• In July 2022, IV Games launched a Kickstarter campaign (KS link) for three upcoming Moonrakers expansions: Binding Ties, Overload, and Nomad. Moonrakers is a sci-fi themed, deck-building negotiation game from designers Max Anderson, Zac Dixon, and Austin Harrison, which was released in 2020.
In Moonrakers, 1-5 players take on the roles of spacefaring mercenaries hiring crew, upgrading ships, and forming temporary alliances to complete contracts while racing to earn prestige points needed to win the game. The three new expansions can be mixed and matched to enhance your Moonrakers experience with more powerful deck-building, better negotiations, and more immersive theme as highlighted in the publisher's descriptions for each expansion below.
Moonrakers: Binding Ties:
In the Binding Ties Expansion, players will gain additional rewards from allying with each other as they gain Faction Reputation with the great houses that each player represents.
Each player has a new Faction Reputation Terminal on which they track their relationship with the various factions, gaining Reputation when they complete a Contract with a great houses’ champion, or losing it if they fail.

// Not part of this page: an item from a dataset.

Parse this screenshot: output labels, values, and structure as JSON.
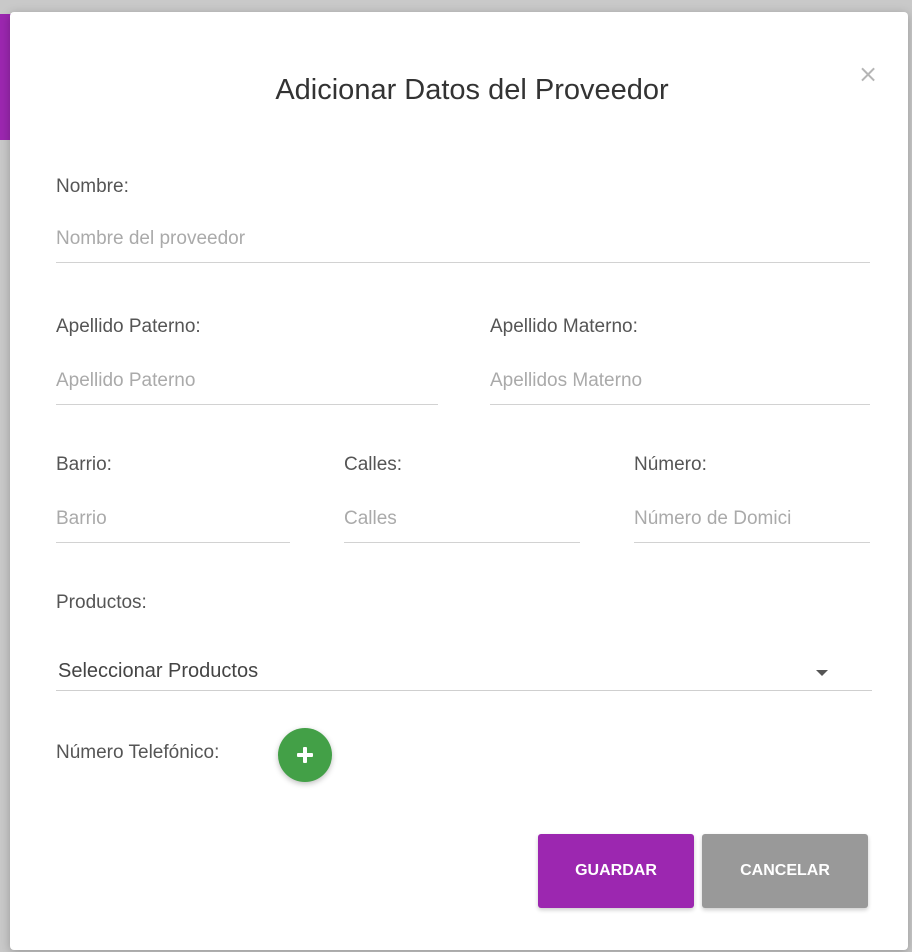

The Reputation can mean the difference between completing a Contract or failing, as it can be spent for various rewards like gaining cards or actions, but if carefully saved throughout the game it can even mean gaining additional Prestige.
Armed with these advancements, the Moonrakers are once again emboldened to explore, defend, and even push back into UA territory.
The Overload adds new Advanced Action Cards, Contract types, and tokens called IOspheres. Overload also doubles the number of Ship Parts and Crew in the game. Players can discover new synergies and advanced mechanics, allowing them to gain more control of their deck composition.
The Nomad expansion adds global events, overhauls the Contract system, and adds new prototype Ship Parts to the game.
Each turn a new Event card is revealed. These events can provide challenges, rewards, or even allow players to vote on policies that change the rules.
Each Moonrakers faction operates out of their own sector and offers Contracts that align with its goals. Players travel between these sectors to find Contracts that fit their strengths.
Zip Zap Zop plays with 2–4 players in 35–85 minutes and is targeted to launch for crowdfunding in Q1 2023. Here's a brief overview of what you can expect, besides the giggles from trying to say the title multiple times as quickly as you can without messing up:
The theme is integrated throughout, with players taking on the role of comedians in an improv show. The card play has the players interacting with each other in an improv scene and the new cards they buy are suggestions from the audience for the next scene.
Zip Zap Zop’s trick-taking follows the rules of a standard trick-taker, with a few differences:
---• You may be able to play more than 1 card to the trick.
---• Some cards are modifiers that modify a played card.
---• If a player ever plays the same number as the previous card, then that player may play an additional card to the trick. The played cards then add, forming a new number.
---• After playing tricks, players will buy cards using the number of tricks they won as currency.
In Fallen Flags, 2-4 players compete to become the most successful at investing in and operating early American railroads. In slightly more detail from the designer:
In Fallen Flags, a deck building railroad game, two to four players invest in the early American railroads, build track, and operate trains in a race to the finish line. But finishing first is not everything – a savvier investor may end up getting the glory! Do you have what it takes to become a transport scion?
Fallen Flags is a medium-weight game that mixes elements of traditional deck builders like Star Realms and Dominion with those of heavier railroad board games, such as the “18XX” games.
Fallen Flags offers experienced players of deck builders a new challenge, because the play of cards is meaningfully impacted by the events taking place on the game's map board, and it offers a new take on train games for fans of that genre.
Based on the unique theme and brief description below from the publisher, I'm happy First in Flight popped up on my radar:
Each player’s flyer design is represented by a deck of cards that they can steadily improve and refine, and which may include unknown design flaws that threaten their success.
Flying is a blackjack-style challenge to test a design, break new records, and gain experience -- hopefully without crashing. Then, players head back to the workshop to refine their flyers and improve their chances on future flights. There are dozens of available technologies, pilot skills, and friends in the field available for players to customize their own play style and strategy.